Aave DAO, the governing body of the Aave DeFi protocol, voted in favor of Aave Companies’ proposal to introduce GHO into the DAO in a poll that ended today.
After a 3-day voting process, the GHO stablecoin proposal was supported by 99.99% of all voters (501,000 AAVE token holders).
GHO will be managed by Aave Governance through AIP and 100% of interest payments on GHO borrowing will also go to AaveDAO. However, he will support the Aave Companies at his cost, and it is up to AaveDAO to decide whether or not to work on GHO.
Issuance of GHO stablecoin on Aave
Following community approval, the GHO stablecoin will launch on the Aave protocol. Aave protocol users can create her GHO stablecoin for a wide range of crypto assets. Additionally, those who borrow GHO continue to earn interest on the underlying collateral provided.
Aave users are free to deposit any cryptocurrency accepted by the platform as collateral for issuing GHO stablecoins. In addition to deposits acting as collateral for issuing GHO stablecoins, deposits also generate yield for Aave Borrowers who borrow GHO stablecoin loans.
Similar to MakerDAO’s DAI, Aave wants GHO to be an over-collateralized stablecoin. This means more GHO tokens will be created compared to the value of the deposited cryptocurrency.

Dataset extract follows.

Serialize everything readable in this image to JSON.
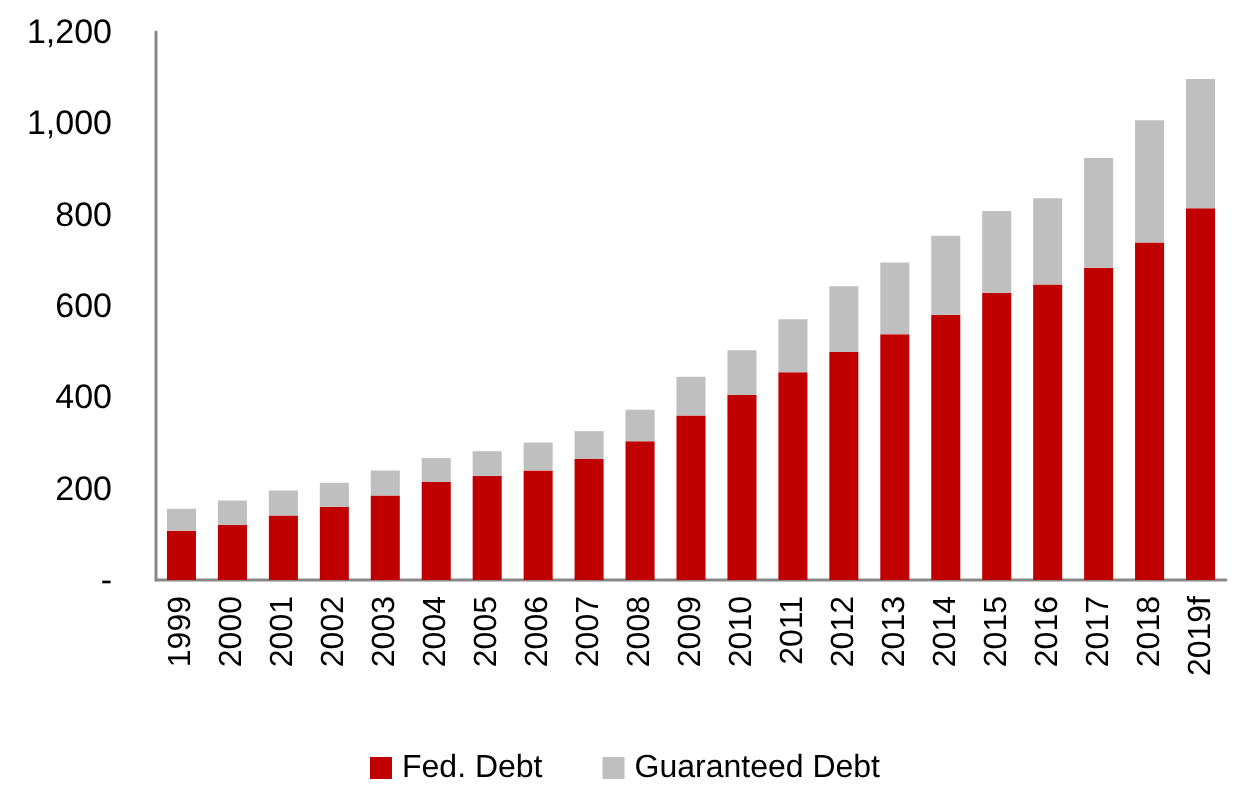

Earlier, Aave founder Stani Krechov said that he would try to foster organic acceptance of GHOstablecoin on Ethereum Layer 2.
By approving the proposal to launch GHO, Aave is basically on the road to participating in the launch of stablecoins like MakerDAO and other DeFi stablecoin issuers. Another protocol that has announced its intention to launch a stablecoin is Curve Finance.